Golden pothos has what’s called an “activated carbon filter system.” In other words, it can remove harmful volatile chemicals from the air, such as benzene, carbon monoxide, formaldehyde, and trichloroethylene.

To filter out noxious air and car fumes, it might be a good idea to keep potted pothos by your door or close to your windows.

Fun fact: According to NASA’s Clean Air study, golden pothos is one of the best indoor plants for purifying the air!

What’s Best for Golden Pothos: Indoor Or Outdoor?

Golden pothos does well in both indoor and outdoor settings. As famous indoor ornamental plants go, pothos (and all of its varieties) are no exception. However, a climate outside that mimics the golden pothos’ natural growth zone—bright, indirect light, warm temperatures between 65°F and 85°F (18°C and 29°C), and high humidity levels—is also ideal for the plant.

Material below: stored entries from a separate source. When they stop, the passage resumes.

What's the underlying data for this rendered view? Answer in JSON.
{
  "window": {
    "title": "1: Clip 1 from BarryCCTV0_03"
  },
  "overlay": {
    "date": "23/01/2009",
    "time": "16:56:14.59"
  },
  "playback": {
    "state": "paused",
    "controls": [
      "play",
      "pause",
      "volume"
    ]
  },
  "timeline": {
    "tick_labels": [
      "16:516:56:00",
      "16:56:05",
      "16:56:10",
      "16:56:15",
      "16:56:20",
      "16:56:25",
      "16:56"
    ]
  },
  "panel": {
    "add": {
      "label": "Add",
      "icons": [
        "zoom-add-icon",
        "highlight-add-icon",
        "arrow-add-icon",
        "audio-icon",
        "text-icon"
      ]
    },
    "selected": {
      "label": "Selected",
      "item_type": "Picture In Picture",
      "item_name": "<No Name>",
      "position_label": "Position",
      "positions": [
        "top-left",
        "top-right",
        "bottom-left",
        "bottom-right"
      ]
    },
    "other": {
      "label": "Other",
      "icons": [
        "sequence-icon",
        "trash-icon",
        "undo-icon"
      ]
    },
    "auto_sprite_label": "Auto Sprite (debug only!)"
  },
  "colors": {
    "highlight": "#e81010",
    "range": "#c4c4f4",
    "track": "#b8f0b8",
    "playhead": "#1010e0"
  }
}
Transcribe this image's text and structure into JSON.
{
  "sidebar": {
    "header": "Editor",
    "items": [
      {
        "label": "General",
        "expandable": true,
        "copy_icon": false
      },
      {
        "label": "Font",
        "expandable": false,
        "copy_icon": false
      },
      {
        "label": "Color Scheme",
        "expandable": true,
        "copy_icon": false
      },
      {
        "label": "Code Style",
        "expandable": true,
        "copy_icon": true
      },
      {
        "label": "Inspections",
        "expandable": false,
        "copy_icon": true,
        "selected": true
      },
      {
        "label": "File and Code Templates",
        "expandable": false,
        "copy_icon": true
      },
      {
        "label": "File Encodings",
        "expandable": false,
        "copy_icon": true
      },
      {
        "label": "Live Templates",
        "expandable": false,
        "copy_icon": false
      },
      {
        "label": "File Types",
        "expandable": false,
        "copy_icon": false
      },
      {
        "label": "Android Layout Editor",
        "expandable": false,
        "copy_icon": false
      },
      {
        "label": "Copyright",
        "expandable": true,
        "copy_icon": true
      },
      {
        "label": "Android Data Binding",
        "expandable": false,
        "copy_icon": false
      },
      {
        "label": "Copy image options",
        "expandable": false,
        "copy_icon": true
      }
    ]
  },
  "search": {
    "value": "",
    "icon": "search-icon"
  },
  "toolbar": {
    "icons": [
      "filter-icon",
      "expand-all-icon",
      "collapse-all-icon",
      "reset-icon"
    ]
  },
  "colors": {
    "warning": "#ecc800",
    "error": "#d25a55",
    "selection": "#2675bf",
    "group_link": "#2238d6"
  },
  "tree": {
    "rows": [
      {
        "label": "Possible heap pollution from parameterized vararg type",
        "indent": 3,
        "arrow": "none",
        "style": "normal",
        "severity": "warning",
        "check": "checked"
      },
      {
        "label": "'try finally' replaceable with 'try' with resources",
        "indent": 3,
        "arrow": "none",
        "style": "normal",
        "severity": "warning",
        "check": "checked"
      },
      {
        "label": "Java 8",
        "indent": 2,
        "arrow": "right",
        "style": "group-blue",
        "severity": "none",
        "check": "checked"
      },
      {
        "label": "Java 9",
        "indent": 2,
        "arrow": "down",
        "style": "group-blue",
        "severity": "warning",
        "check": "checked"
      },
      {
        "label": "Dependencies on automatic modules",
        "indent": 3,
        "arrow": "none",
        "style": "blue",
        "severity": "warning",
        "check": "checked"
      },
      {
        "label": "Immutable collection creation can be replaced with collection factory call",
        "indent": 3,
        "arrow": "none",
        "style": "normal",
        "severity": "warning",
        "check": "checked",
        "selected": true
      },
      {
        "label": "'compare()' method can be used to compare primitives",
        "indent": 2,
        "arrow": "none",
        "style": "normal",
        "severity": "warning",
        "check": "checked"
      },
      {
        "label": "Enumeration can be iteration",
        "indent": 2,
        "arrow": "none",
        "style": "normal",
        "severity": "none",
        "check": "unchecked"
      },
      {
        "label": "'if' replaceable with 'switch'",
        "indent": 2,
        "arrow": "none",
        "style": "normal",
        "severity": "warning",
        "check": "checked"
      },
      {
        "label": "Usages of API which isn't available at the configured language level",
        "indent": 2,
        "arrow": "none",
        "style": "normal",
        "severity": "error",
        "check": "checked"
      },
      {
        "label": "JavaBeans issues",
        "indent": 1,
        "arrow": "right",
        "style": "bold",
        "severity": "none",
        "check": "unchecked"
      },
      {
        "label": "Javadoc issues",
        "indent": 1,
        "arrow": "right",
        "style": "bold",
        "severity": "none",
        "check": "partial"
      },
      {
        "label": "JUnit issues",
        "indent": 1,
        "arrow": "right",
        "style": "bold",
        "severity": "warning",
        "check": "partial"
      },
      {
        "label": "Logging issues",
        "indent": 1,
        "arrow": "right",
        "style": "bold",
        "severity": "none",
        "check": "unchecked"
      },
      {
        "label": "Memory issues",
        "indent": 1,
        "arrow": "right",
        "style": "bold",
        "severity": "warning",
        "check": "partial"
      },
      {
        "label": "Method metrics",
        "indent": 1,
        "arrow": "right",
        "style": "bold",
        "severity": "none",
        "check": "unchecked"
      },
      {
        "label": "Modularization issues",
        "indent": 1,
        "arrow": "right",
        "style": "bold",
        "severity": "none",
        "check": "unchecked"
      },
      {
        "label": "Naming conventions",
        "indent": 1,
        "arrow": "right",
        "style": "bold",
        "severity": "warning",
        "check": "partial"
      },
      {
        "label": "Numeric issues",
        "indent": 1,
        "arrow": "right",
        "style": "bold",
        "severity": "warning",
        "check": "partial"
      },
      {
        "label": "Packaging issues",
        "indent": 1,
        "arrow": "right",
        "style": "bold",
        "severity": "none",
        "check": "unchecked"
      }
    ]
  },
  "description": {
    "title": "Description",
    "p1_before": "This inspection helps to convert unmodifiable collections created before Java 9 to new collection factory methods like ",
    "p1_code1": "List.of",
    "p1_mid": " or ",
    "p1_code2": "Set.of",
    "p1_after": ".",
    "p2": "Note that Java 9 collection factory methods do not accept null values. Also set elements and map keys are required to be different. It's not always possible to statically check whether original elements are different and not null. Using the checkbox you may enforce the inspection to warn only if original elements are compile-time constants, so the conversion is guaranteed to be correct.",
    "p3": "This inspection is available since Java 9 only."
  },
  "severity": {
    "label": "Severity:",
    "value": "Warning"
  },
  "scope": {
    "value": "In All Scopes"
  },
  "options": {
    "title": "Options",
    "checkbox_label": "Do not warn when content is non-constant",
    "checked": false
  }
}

Of course, not everyone is fortunate enough to reside in a hot, humid climate.

So keeping your golden pothos in an indoor space will then work better for you as you can “artificially” trick your golden pothos into thinking it’s growing in its native tropical environment in a rainforest somewhere.

Where to Buy Pothos?

Even when pothos vines do reach the flowering stage, the resulting seeds are almost certainly not viable. Pothos vines rarely reach this stage. Therefore, you cannot simply purchase and plant pothos seeds.

As an alternative, you might think about requesting a cutting from a friend or neighbor. If that doesn’t work, you can still purchase a potted pothos plant that is fully grown at most plant stores. It’s even available online!


Can Pothos Live in Water Forever?

Yes, pothos can live in the water forever. If you change the water every two to three weeks or whenever it appears foggy and make sure it receives the proper lighting, it will live longer.

Do Pothos Like Big Or Small Pots?

Pothos rarely requires repotting and can thrive in a smaller pot, which also helps prevent the plant from growing too large. A new pot typically needs to be no bigger than 2 inches than the old one or the root ball. The plant can grow comfortably in a pot with a 10-inch depth.


You can see that there aren’t many obstacles preventing you from cultivating and maintaining pothos plants outside.

If you live in an area with long winters, one of the biggest obstacles is temperature. Even so, you can easily get past this obstacle by bringing your plants indoors for the winter.

Although you have more control over your pothos plant’s environment indoors, the lighting outside is unsuitable for pothos plants.